Medicaid/Medicare

CBO Medicare Forecast Accuracy

According to a N.Y. Times editorial, the Congressional Budget Office has consistently underestimated costs savings from a variety of institutional changes to Medicare.  For instance:

Medicare enacts the prospective payments system (PPS) for reimbursing inpatient hospital stays.

  • The CBO projected total Medicare spending will rise to $60 billion in 1986.
  • Actual Medicare spending in 1986 was only $48 billion.

Medicare begins paying skilled nursing facilities and home health care services a set fee per patient.

  • The CBO projected a 9.1% reduction in Medicare spending.
  • The actual savings turned out to be 50 percent greater in 1998 and 113 percent greater in 1999 than the budget office forecast.

The Medicare Modernization Act created Part D prescription drug coverage.

  • The CBO projected that spending on the drug benefit would be $206 billion.
  • Actual spending was nearly 40 percent less than that.

HT: GoozNews

1 Comment

  1. The Medicare Program: When Medicare was instituted in 1965, there was no Congressional Budget Office. Instead, in 1967 House Ways and Means analysts estimated the cost of the program.
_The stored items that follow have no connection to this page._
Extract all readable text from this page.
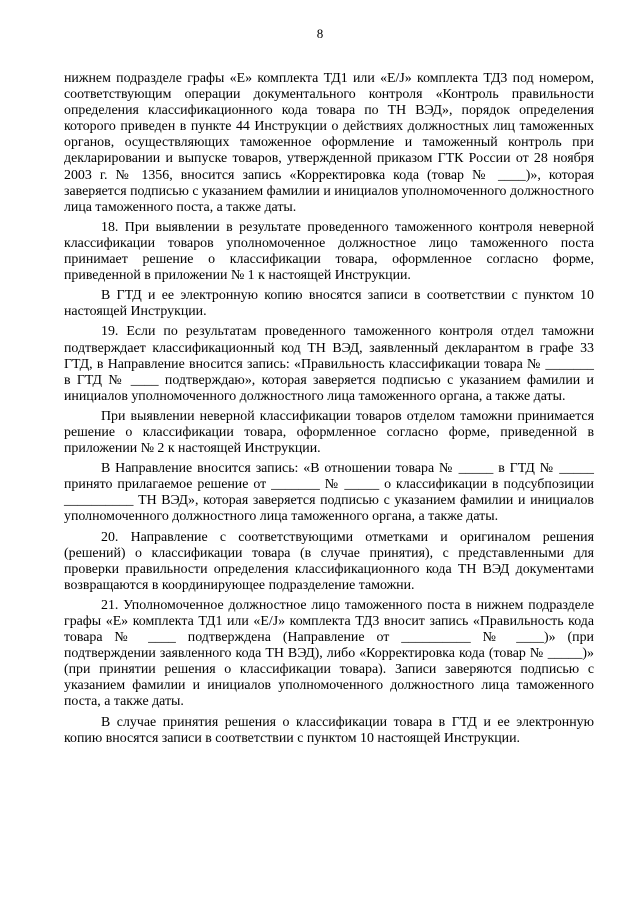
8

нижнем подразделе графы «Е» комплекта ТД1 или «Е/J» комплекта ТД3 под номером, соответствующим операции документального контроля «Контроль правильности определения классификационного кода товара по ТН ВЭД», порядок определения которого приведен в пункте 44 Инструкции о действиях должностных лиц таможенных органов, осуществляющих таможенное оформление и таможенный контроль при декларировании и выпуске товаров, утвержденной приказом ГТК России от 28 ноября 2003 г. № 1356, вносится запись «Корректировка кода (товар № ____)», которая заверяется подписью с указанием фамилии и инициалов уполномоченного должностного лица таможенного поста, а также даты.

18. При выявлении в результате проведенного таможенного контроля неверной классификации товаров уполномоченное должностное лицо таможенного поста принимает решение о классификации товара, оформленное согласно форме, приведенной в приложении № 1 к настоящей Инструкции.

В ГТД и ее электронную копию вносятся записи в соответствии с пунктом 10 настоящей Инструкции.

19. Если по результатам проведенного таможенного контроля отдел таможни подтверждает классификационный код ТН ВЭД, заявленный декларантом в графе 33 ГТД, в Направление вносится запись: «Правильность классификации товара № _______ в ГТД № ____ подтверждаю», которая заверяется подписью с указанием фамилии и инициалов уполномоченного должностного лица таможенного органа, а также даты.

При выявлении неверной классификации товаров отделом таможни принимается решение о классификации товара, оформленное согласно форме, приведенной в приложении № 2 к настоящей Инструкции.

В Направление вносится запись: «В отношении товара № _____ в ГТД № _____ принято прилагаемое решение от _______ № _____ о классификации в подсубпозиции __________ ТН ВЭД», которая заверяется подписью с указанием фамилии и инициалов уполномоченного должностного лица таможенного органа, а также даты.

20. Направление с соответствующими отметками и оригиналом решения (решений) о классификации товара (в случае принятия), с представленными для проверки правильности определения классификационного кода ТН ВЭД документами возвращаются в координирующее подразделение таможни.

21. Уполномоченное должностное лицо таможенного поста в нижнем подразделе графы «Е» комплекта ТД1 или «Е/J» комплекта ТД3 вносит запись «Правильность кода товара № ____ подтверждена (Направление от __________ № ____)» (при подтверждении заявленного кода ТН ВЭД), либо «Корректировка кода (товар № _____)» (при принятии решения о классификации товара). Записи заверяются подписью с указанием фамилии и инициалов уполномоченного должностного лица таможенного поста, а также даты.

В случае принятия решения о классификации товара в ГТД и ее электронную копию вносятся записи в соответствии с пунктом 10 настоящей Инструкции.
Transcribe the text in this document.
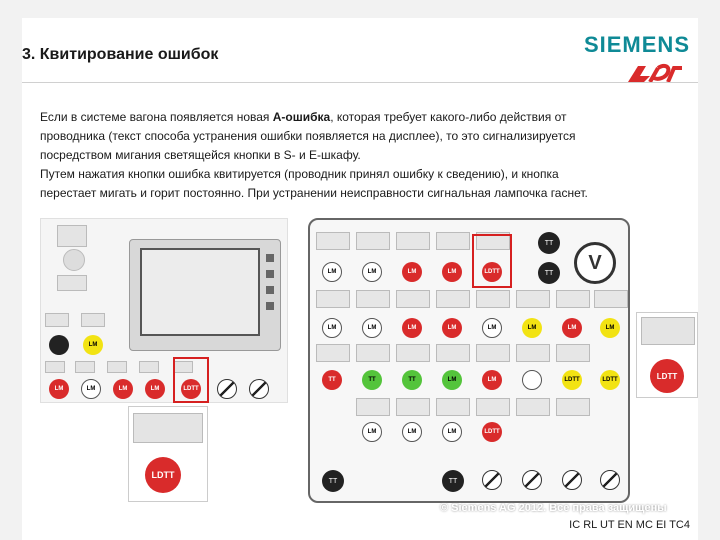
3. Квитирование ошибок	SIEMENS
Если в системе вагона появляется новая А-ошибка, которая требует какого-либо действия от
проводника (текст способа устранения ошибки появляется на дисплее), то это сигнализируется
посредством мигания светящейся кнопки в S- и E-шкафу.
Путем нажатия кнопки ошибка квитируется (проводник принял ошибку к сведению), и кнопка
перестает мигать и горит постоянно. При устранении неисправности сигнальная лампочка гаснет.
LM
LM	LM	LM	LM	LDTT
LDTT
TT
V
LM	LM	LM	LM	LDTT	TT
LM	LM	LM	LM	LM	LM	LM	LM
TT	TT	TT	LM	LM	LDTT	LDTT
LM	LM	LM	LDTT
TT	TT
LDTT
© Siemens AG 2012. Все права защищены
IC RL UT EN MC EI TC4
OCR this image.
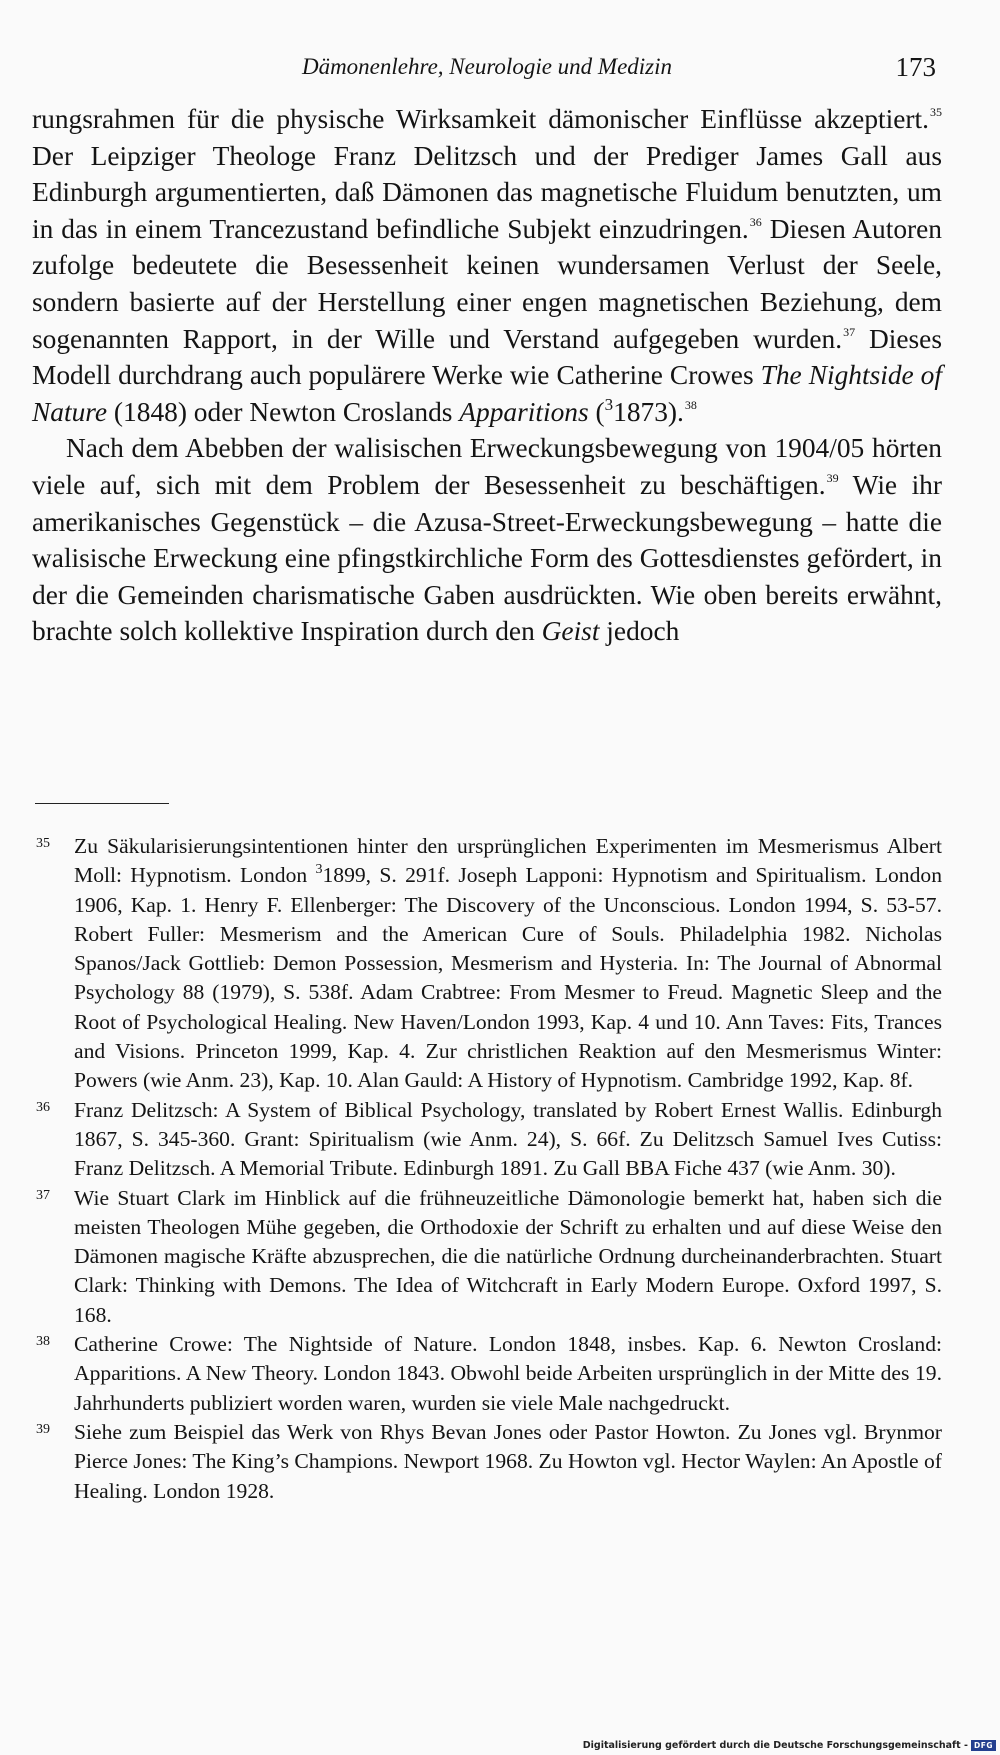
Dämonenlehre, Neurologie und Medizin	173

rungsrahmen für die physische Wirksamkeit dämonischer Einflüsse akzeptiert.$^{35}$ Der Leipziger Theologe Franz Delitzsch und der Prediger James Gall aus Edinburgh argumentierten, daß Dämonen das magnetische Fluidum benutzten, um in das in einem Trancezustand befindliche Subjekt einzudringen.$^{36}$ Diesen Autoren zufolge bedeutete die Besessenheit keinen wundersamen Verlust der Seele, sondern basierte auf der Herstellung einer engen magnetischen Beziehung, dem sogenannten Rapport, in der Wille und Verstand aufgegeben wurden.$^{37}$ Dieses Modell durchdrang auch populärere Werke wie Catherine Crowes The Nightside of Nature (1848) oder Newton Croslands Apparitions ($^3$1873).$^{38}$

Nach dem Abebben der walisischen Erweckungsbewegung von 1904/05 hörten viele auf, sich mit dem Problem der Besessenheit zu beschäftigen.$^{39}$ Wie ihr amerikanisches Gegenstück – die Azusa-Street-Erweckungsbewegung – hatte die walisische Erweckung eine pfingstkirchliche Form des Gottesdienstes gefördert, in der die Gemeinden charismatische Gaben ausdrückten. Wie oben bereits erwähnt, brachte solch kollektive Inspiration durch den Geist jedoch

35 Zu Säkularisierungsintentionen hinter den ursprünglichen Experimenten im Mesmerismus Albert Moll: Hypnotism. London $^3$1899, S. 291f. Joseph Lapponi: Hypnotism and Spiritualism. London 1906, Kap. 1. Henry F. Ellenberger: The Discovery of the Unconscious. London 1994, S. 53-57. Robert Fuller: Mesmerism and the American Cure of Souls. Philadelphia 1982. Nicholas Spanos/Jack Gottlieb: Demon Possession, Mesmerism and Hysteria. In: The Journal of Abnormal Psychology 88 (1979), S. 538f. Adam Crabtree: From Mesmer to Freud. Magnetic Sleep and the Root of Psychological Healing. New Haven/London 1993, Kap. 4 und 10. Ann Taves: Fits, Trances and Visions. Princeton 1999, Kap. 4. Zur christlichen Reaktion auf den Mesmerismus Winter: Powers (wie Anm. 23), Kap. 10. Alan Gauld: A History of Hypnotism. Cambridge 1992, Kap. 8f.
36 Franz Delitzsch: A System of Biblical Psychology, translated by Robert Ernest Wallis. Edinburgh 1867, S. 345-360. Grant: Spiritualism (wie Anm. 24), S. 66f. Zu Delitzsch Samuel Ives Cutiss: Franz Delitzsch. A Memorial Tribute. Edinburgh 1891. Zu Gall BBA Fiche 437 (wie Anm. 30).
37 Wie Stuart Clark im Hinblick auf die frühneuzeitliche Dämonologie bemerkt hat, haben sich die meisten Theologen Mühe gegeben, die Orthodoxie der Schrift zu erhalten und auf diese Weise den Dämonen magische Kräfte abzusprechen, die die natürliche Ordnung durcheinanderbrachten. Stuart Clark: Thinking with Demons. The Idea of Witchcraft in Early Modern Europe. Oxford 1997, S. 168.
38 Catherine Crowe: The Nightside of Nature. London 1848, insbes. Kap. 6. Newton Crosland: Apparitions. A New Theory. London 1843. Obwohl beide Arbeiten ursprünglich in der Mitte des 19. Jahrhunderts publiziert worden waren, wurden sie viele Male nachgedruckt.
39 Siehe zum Beispiel das Werk von Rhys Bevan Jones oder Pastor Howton. Zu Jones vgl. Brynmor Pierce Jones: The King’s Champions. Newport 1968. Zu Howton vgl. Hector Waylen: An Apostle of Healing. London 1928.
Digitalisierung gefördert durch die Deutsche Forschungsgemeinschaft - DFG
Medicare, they predicted, would cost $12 billion in 1990. (1) They were wrong—by a staggering factor of 10. The actual spending in 1990 was $110 billion. (2) And Medicare costs continue to skyrocket. Through the first 9 months of 2009, Medicare has cost taxpayers $314 billion and that price tag continues to grow by 10%.

    Medicare Part A: In 1965, the House Ways and Means Committee estimated that Medicare Part A, the hospital insurance part of the Medicare program, would cost $9 billion in 1990. (4) Once again, they were wrong. The actual cost of Part A in 1990 was $67 billion. (5) In 1994, the analyst responsible for the severe underestimate admitted that even when accounting for inflation, “the actual [Part A] experience was 165% higher than the estimate.

    Medicare Home Care Benefit: In 1988, the projected 1993 cost of the Medicare Home Care Benefit was $4 billion. (7) The actual 1993 cost was $10 billion.

    Social Security: When the Social Security Act of 1935 was being debated in Congress, the cost projections for the program extended all the way to 1980. At that time, it was estimated that the federal government would pay out $4 billion in Social Security payments in 1980. (9) In reality it paid out a staggering $108 billion.

    End Stage Renal Disease (ESRD) Program: Congress passed entitlement legislation that provided kidney dialysis for citizens suffering from ESRD in 1972. It was predicted that the program would cost taxpayers $100 million in 1974.11 The estimates were off and the program ended up costing $229 million in that year.

    The Medicaid Disproportionate Share Hospital (DHS) Program: The Medicaid DHS Program is used by states to aid hospitals that treat a high number of Medicaid and uninsured patients. In 1987, Congress estimated that the cost the program would be $1 billion in 1992.13 The actual cost was 17 times larger than the congressional estimate. Medicaid DHS cost taxpayers $17 billion in 1992.